Lapor polisi? Gak guna. Belum 24 jam Brea hilang.
Akhirnya dia turun tangan sendiri, pakai koneksi kemiliteran. Dan GPS Brea... malah muncul di rumah ini. Rumah besar nan mencolok, kayak hotel bintang tujuh. Pak Simamora langsung pengen ngunyah rumput saking frustasinya dia.
"Pak, kami udah cek berkali-kali. Ponsel mbak Brea masih aktif di situ. Titiknya gak bergerak dari setengah jam lalu. Dia masih di dalam," jelas suara di seberang, pelan tapi pasti.
Pak Simamora telan ludah kasar. Tatapannya menyapu rumah megah itu. Dalam hati bertanya, 'Anak gadisku ngapain di tempat beginian?'
"Kalian tau ini rumah siapa?" tanyanya curiga.
Yang di seberang sempat diam, lalu akhirnya buka suara.
"Ehm... rumah Dimitry Sacha Mykaelenko, Pak. Yang artis itu. Selebriti top."
Pak Simamora refleks mencak-mencak.
"Lah terus, kalian tau itu rumah artis? Tapi malah bilang anak ku nginep di situ semalaman? Jangan mengada-ada, lah?"
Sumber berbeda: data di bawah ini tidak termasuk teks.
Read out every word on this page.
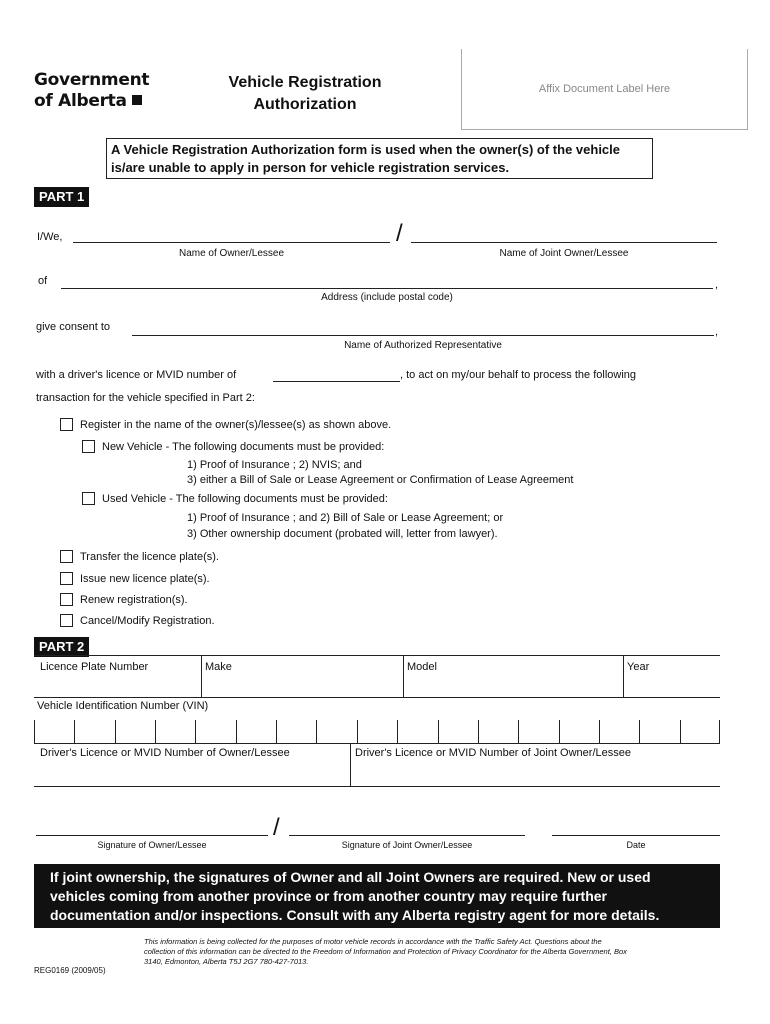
Government
of Alberta
Vehicle Registration
Authorization
Affix Document Label Here
A Vehicle Registration Authorization form is used when the owner(s) of the vehicle is/are unable to apply in person for vehicle registration services.
PART 1
I/We,	/
Name of Owner/Lessee	Name of Joint Owner/Lessee
of	,
Address (include postal code)
give consent to	,
Name of Authorized Representative
with a driver's licence or MVID number of	, to act on my/our behalf to process the following
transaction for the vehicle specified in Part 2:
Register in the name of the owner(s)/lessee(s) as shown above.
New Vehicle - The following documents must be provided:
1) Proof of Insurance ; 2) NVIS; and
3) either a Bill of Sale or Lease Agreement or Confirmation of Lease Agreement
Used Vehicle - The following documents must be provided:
1) Proof of Insurance ; and 2) Bill of Sale or Lease Agreement; or
3) Other ownership document (probated will, letter from lawyer).
Transfer the licence plate(s).
Issue new licence plate(s).
Renew registration(s).
Cancel/Modify Registration.
PART 2
Licence Plate Number	Make	Model	Year
Vehicle Identification Number (VIN)
Driver's Licence or MVID Number of Owner/Lessee	Driver's Licence or MVID Number of Joint Owner/Lessee
/
Signature of Owner/Lessee	Signature of Joint Owner/Lessee	Date
If joint ownership, the signatures of Owner and all Joint Owners are required. New or used vehicles coming from another province or from another country may require further documentation and/or inspections. Consult with any Alberta registry agent for more details.
This information is being collected for the purposes of motor vehicle records in accordance with the Traffic Safety Act. Questions about the collection of this information can be directed to the Freedom of Information and Protection of Privacy Coordinator for the Alberta Government, Box 3140, Edmonton, Alberta T5J 2G7 780-427-7013.
REG0169 (2009/05)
"Kami gak berani ngada-ada, Pak. Tapi... teknologi gak bisa bohong. Sekarang giliran Bapak sendiri yang pastikan," jawab suara itu, masih tenang.
Pak Simamora tarik napas. Logikanya bilang semua ini absurd.
Tapi karena keselamatan anak gadisnya dipertaruhkan, Pak Simamora gak bisa ragu terlalu lama. Ia matikan telepon, lalu pelan-pelan buka pintu pagar dan mulai menyusup masuk sambil mengamati rumah besar itu dengan mata waspada — layaknya pasukan intai lagi turun gunung.
Sayangnya, misi penyusupan itu gagal total.
Karena belum sempat ngintip-ngintip lebih jauh, pintu utama rumah justru sudah terbuka duluan.
Dan di sana, berdiri Dimitry... lengkap dengan senyum manis yang terlalu ramah untuk situasi genting kayak gini.
"Selamat pagi, Pak Letkol Brandon Gerung Simamora," ucap Dimitry ringan, seolah menyambut tamu kehormatan.
Pak Simamora langsung nge-freeze. Kaget, kagok, sekaligus jengkel karena strategi penyergapannya bubar jalan bahkan sebelum mulai.
"Pa… pa… pagi. Kamu kenal saya?" tanyanya kaku. Niatnya sih mau galak, tapi senyum Dimitry yang kayak model iklan pasta gigi itu malah bikin gugup sendiri.
"Mana mungkin saya lupa sama penyelamat saya... waktu di Aceh dulu," jawab Dimitry, kalem dan tanpa basa-basi.
Wajah Pak Simamora langsung berubah.
Shock. Basi..
Dalam hatinya, dia langsung mikir, “Lah, ini artis kaliber internasional, kok bisa kenal aku? Dan... Aceh?”
Itu kejadian udah lama banget. Bahkan dia sendiri nyaris lupa. Tapi Dimitry nyebutnya dengan yakin dan tenang — seolah momen itu baru kejadian kemarin sore.
"Aceh? Kamu pernah ke Aceh?" tanya Pak Simamora, makin ragu dan penasaran.
Dimitry mengangguk mantap. Tapi sadar juga kalau dia gak bisa biarin Pak Simamora kebingungan lebih lama di depan pintu.
"Ayo masuk dulu, Pak. Gak enak ngobrol di luar. Saya juga gak mau di cap jadi anak kurang ajar," ucap Dimitry sambil mempersilakan masuk.
Pak Simamora masih mikir keras, tapi kakinya sudah jalan duluan.
Karena siapa tau... Anak gadis kesayangannya beneran ada di dalam.
Bisa masuk dari pintu depan, ngapain masuk lewat jendela. Iya kan?